Verlegenen Verlagen helfen
Lernforum Verlagswesen
(12.1.03) - In Zeiten sterbender
und Stellen abbauender Verlage heißen die Zauberwörter:
»dazulernen« und »umlernen«. Doch was
sind die konkreten Inhalte? Knapp 80 Prozent stürzen sich
darauf, neue Produkte und Dienstleistungen zu entwickeln. Rund
60 Prozent versuchen, ihre Arbeit effizienter zu gestalten, gefolgt
vom Bemühen, neue und bessere Autoren zu gewinnen. Erst
an vierter Stelle antworten etwas mehr als die Hälfte der
227 Befragten: Ja, wir kümmern uns darum, dass sich Mitarbeiter
qualifizieren und entwickeln können. Dies sind nach einer
vom Fraunhofer-Institut für Produktionstechnik
und Automatisierung IPA
erstellten Studie die wichtigsten Maßnahmen in der Branche,
um der wirtschaftlichen Misere zu entkommen.

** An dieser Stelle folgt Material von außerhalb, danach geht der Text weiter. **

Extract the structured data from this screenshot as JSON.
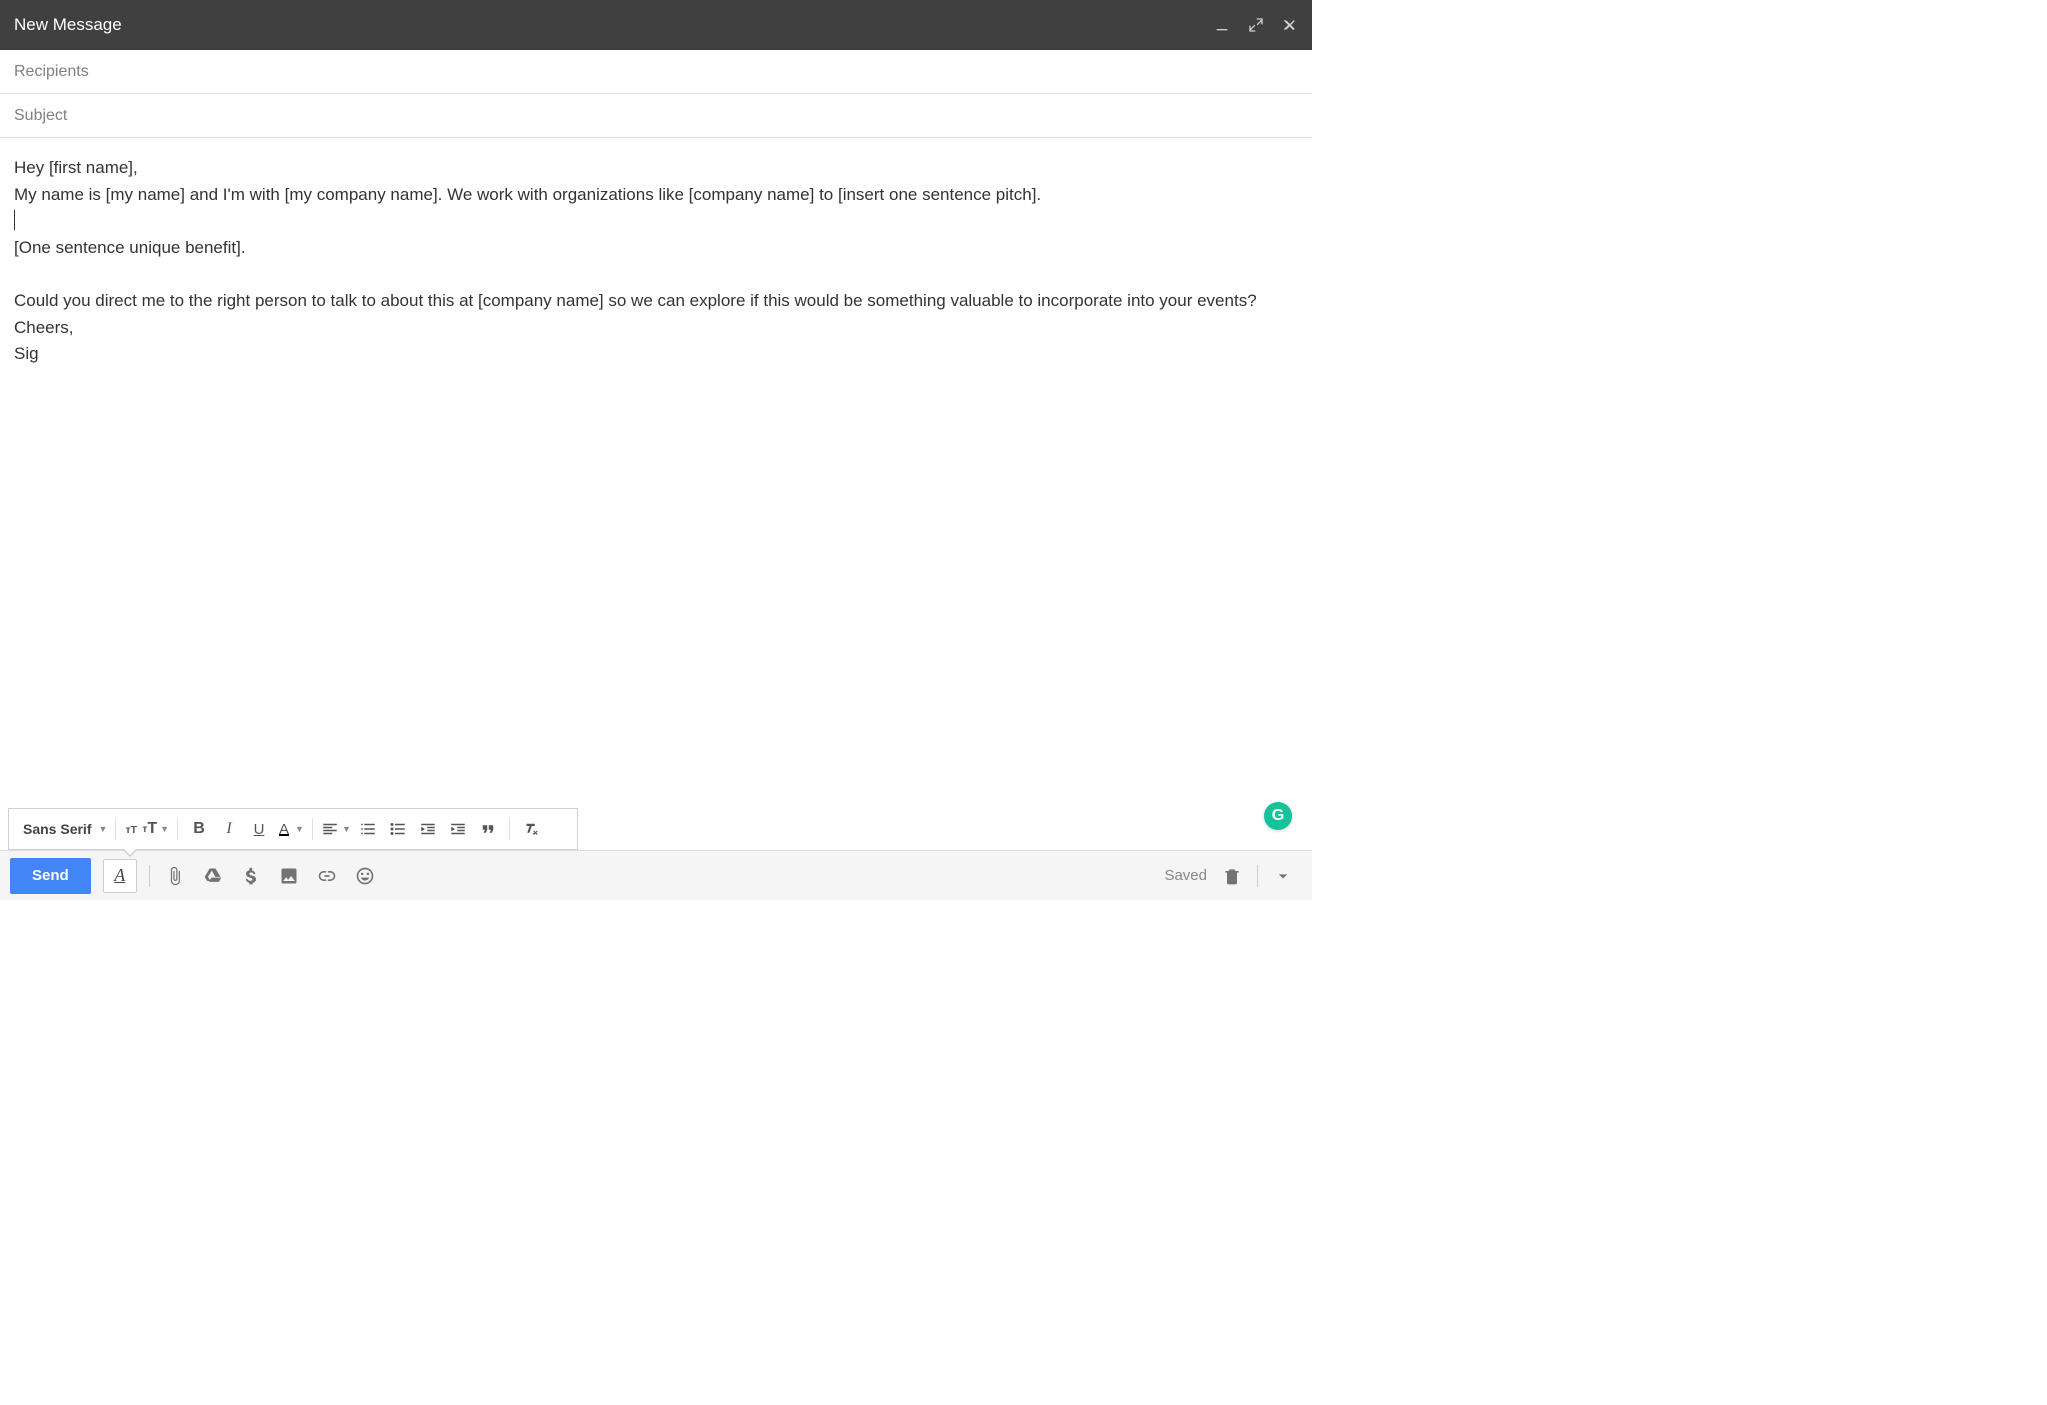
{
  "window": {
    "title": "New Message"
  },
  "fields": {
    "recipients_placeholder": "Recipients",
    "recipients_value": "",
    "subject_placeholder": "Subject",
    "subject_value": ""
  },
  "body": {
    "line1": "Hey [first name],",
    "line2": "My name is [my name] and I'm with [my company name]. We work with organizations like [company name] to [insert one sentence pitch].",
    "line3": "[One sentence unique benefit].",
    "line4": "Could you direct me to the right person to talk to about this at [company name] so we can explore if this would be something valuable to incorporate into your events?",
    "line5": "Cheers,",
    "line6": "Sig"
  },
  "format_toolbar": {
    "font_name": "Sans Serif"
  },
  "bottom": {
    "send": "Send",
    "saved": "Saved"
  }
}
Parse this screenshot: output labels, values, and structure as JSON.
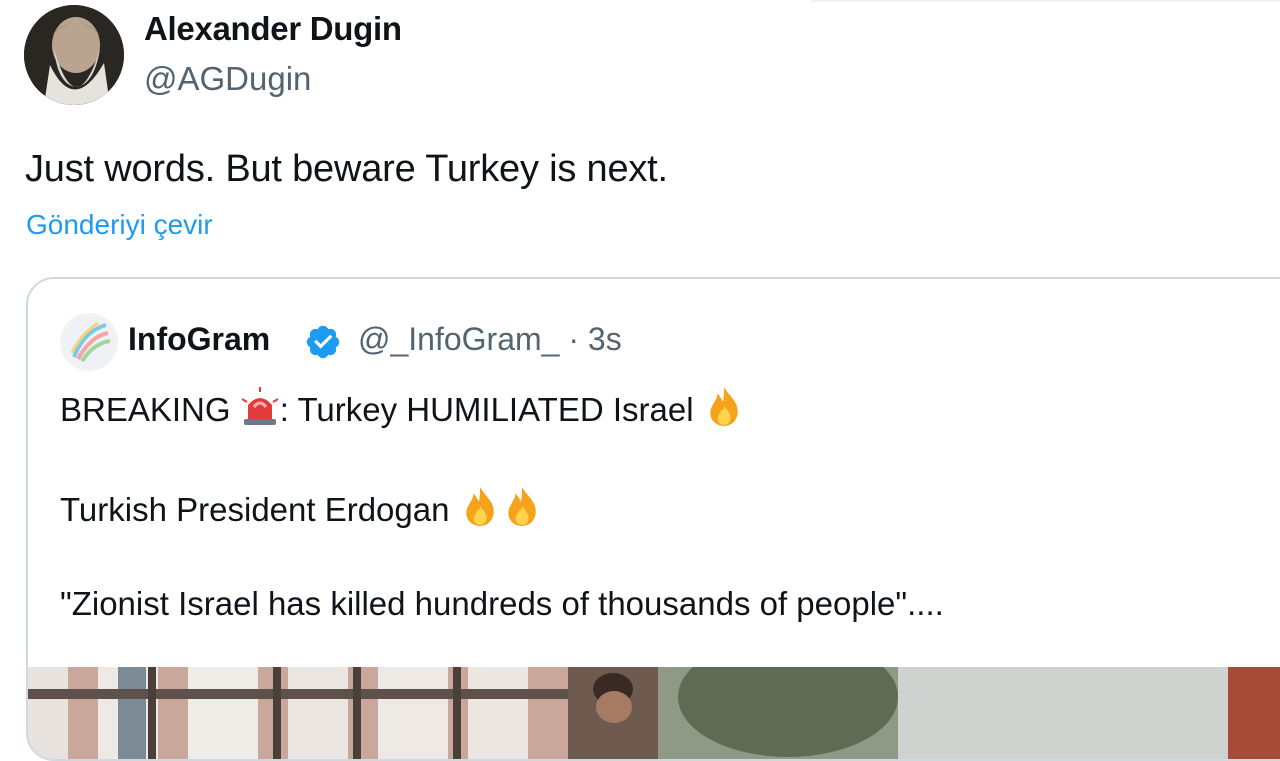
{
  "tweet": {
    "author_name": "Alexander Dugin",
    "author_handle": "@AGDugin",
    "text": "Just words. But beware Turkey is next.",
    "translate_label": "Gönderiyi çevir"
  },
  "quoted": {
    "author_name": "InfoGram",
    "author_meta": "@_InfoGram_ · 3s",
    "line1_prefix": "BREAKING ",
    "line1_suffix": ": Turkey HUMILIATED Israel ",
    "line2": "Turkish President Erdogan ",
    "line3": "\"Zionist Israel has killed hundreds of thousands of people\"....",
    "icons": {
      "verified": "verified-badge-icon",
      "siren": "police-siren-emoji",
      "fire": "fire-emoji"
    }
  },
  "colors": {
    "link": "#1d9bf0",
    "secondary_text": "#536471",
    "border": "#cfd9de",
    "verified": "#1d9bf0"
  }
}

Um die etwas stiefmütterlich
behandelte Weiterbildung von Mitarbeitern kümmert sich das
Projekt »Lernforum Verlagswesen«
- LEVER, das vom 4.
bis 7. Februar auf der Messe Learntec in Karlsruhe vorgestellt
wird (Gartenhalle, Stand 352 und Stadthalle, Stand 137). Vom
Bundesministerium für Wirtschaft und Arbeit gefördert,
bündeln darin vier Unternehmen aus der Verlags- und Weiterbildungsbranche
ihr Praxiswissen. »Im Mittelpunkt steht der Mensch«,
betont Michael Opitz, Projektleiter am IPA. »In Mitarbeiter
zu investieren und mit ihnen marktorientierte Weiterbildung durchzuführen,
zahlt sich langfristig aus!«
Ein konkretes Beispiel:
Viele Verlage wissen nicht recht, ob neue Medien für sie
ein wichtiges Marktsegment sein könnten. In welchem Umfang
und auf welche Weise nutzen die Kunden Internet, Palmtop, elektronische
Bücher (eBooks), Printing on Demand, CD-ROMs oder DVDs?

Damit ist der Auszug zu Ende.